2o. Les deux principaux dogmes de la religion des Egyptiens, étoient la transmigration des ames, & le culte de Sérapis, qu’ils représentoient sous la figure d’un bœuf ou d’une vache. Or il est certain que ces deux dogmes sont aussi le fondement de la religion dès nations Asiatiques. Personne n’ignore le respect aveugle que ces peuples ont pour les animaux, même les plus nuisibles, dans la persuasion où ils sont que les ames humaines sont logées dans leurs corps. Tout le monde sait aussi qu’ils rendent aux vaches des honneurs superstitieux, & qu’ils en placent les figures dans leurs temples. Ce qu’il y a de remarquable, c’est que plus les nations barbares approchent de l’Egypte, plus on leur trouve d’attachement à ces deux dogmes.

3o. On trouve chez tous les peuples de l’Asie orientale la plûpart des divinités Egyptiennes, quoique sous d’autres noms.

4o. Ce qui confirme sur-tout la conjecture de Kempfer, c’est que 536 ans avant J. C. Cambyse roi des Perses, fit une irruption dans l’Egypte, tua Apis, qui étoit le palladium de ce royaume, & chassa tous les prêtres du pays. Or si on examine l’époque ecclésiastique des Siamois, qu’ils font commencer à la mort de Xekia, on verra qu’elle tombe précisément au tems de l’expédition de Cambyse ; de-là il s’ensuit qu’il est très-probable que Xekia se retira chez les Indiens, auxquels il enseigna la doctrine de l’Egypte.

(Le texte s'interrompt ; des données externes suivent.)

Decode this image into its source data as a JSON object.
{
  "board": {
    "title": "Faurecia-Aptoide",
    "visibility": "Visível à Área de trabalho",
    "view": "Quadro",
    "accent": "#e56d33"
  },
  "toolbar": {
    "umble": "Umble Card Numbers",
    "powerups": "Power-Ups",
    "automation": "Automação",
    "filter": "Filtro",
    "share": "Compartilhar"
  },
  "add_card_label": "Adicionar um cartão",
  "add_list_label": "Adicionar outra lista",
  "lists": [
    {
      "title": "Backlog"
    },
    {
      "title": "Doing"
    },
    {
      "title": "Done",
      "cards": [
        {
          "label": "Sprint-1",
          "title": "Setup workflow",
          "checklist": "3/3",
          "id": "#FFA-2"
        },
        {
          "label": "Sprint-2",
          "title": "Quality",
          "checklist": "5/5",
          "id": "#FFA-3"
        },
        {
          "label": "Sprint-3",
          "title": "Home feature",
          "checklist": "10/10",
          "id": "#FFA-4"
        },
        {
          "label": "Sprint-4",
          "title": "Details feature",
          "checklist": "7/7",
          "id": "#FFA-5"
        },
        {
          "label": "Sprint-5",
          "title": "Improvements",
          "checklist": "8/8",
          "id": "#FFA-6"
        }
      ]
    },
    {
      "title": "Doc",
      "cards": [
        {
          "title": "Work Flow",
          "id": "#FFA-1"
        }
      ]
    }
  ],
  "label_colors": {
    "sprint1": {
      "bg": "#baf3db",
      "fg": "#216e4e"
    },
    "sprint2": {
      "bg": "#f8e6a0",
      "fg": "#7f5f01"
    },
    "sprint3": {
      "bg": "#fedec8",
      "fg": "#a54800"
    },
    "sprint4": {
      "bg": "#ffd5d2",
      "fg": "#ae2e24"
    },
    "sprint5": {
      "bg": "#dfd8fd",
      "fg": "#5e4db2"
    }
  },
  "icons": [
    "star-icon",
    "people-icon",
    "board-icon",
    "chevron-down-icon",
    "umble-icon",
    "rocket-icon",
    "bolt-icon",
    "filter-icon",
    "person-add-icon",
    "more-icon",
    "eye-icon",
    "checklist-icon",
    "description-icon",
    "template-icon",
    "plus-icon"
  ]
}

5o. Enfin l’idole de Xekia le représente avec un visage Ethiopien, & les cheveux crêpus : or il est certain qu’il n’y a que les Africains qui soient ainsi faits. Toutes ces raisons bien pesées, semblent ne laisser aucun lieu de douter, que Xekia ne fût Africain, & qu’il n’ait enseigné aux Indiens les dogmes qu’il avoit lui-même puisés en Egypte.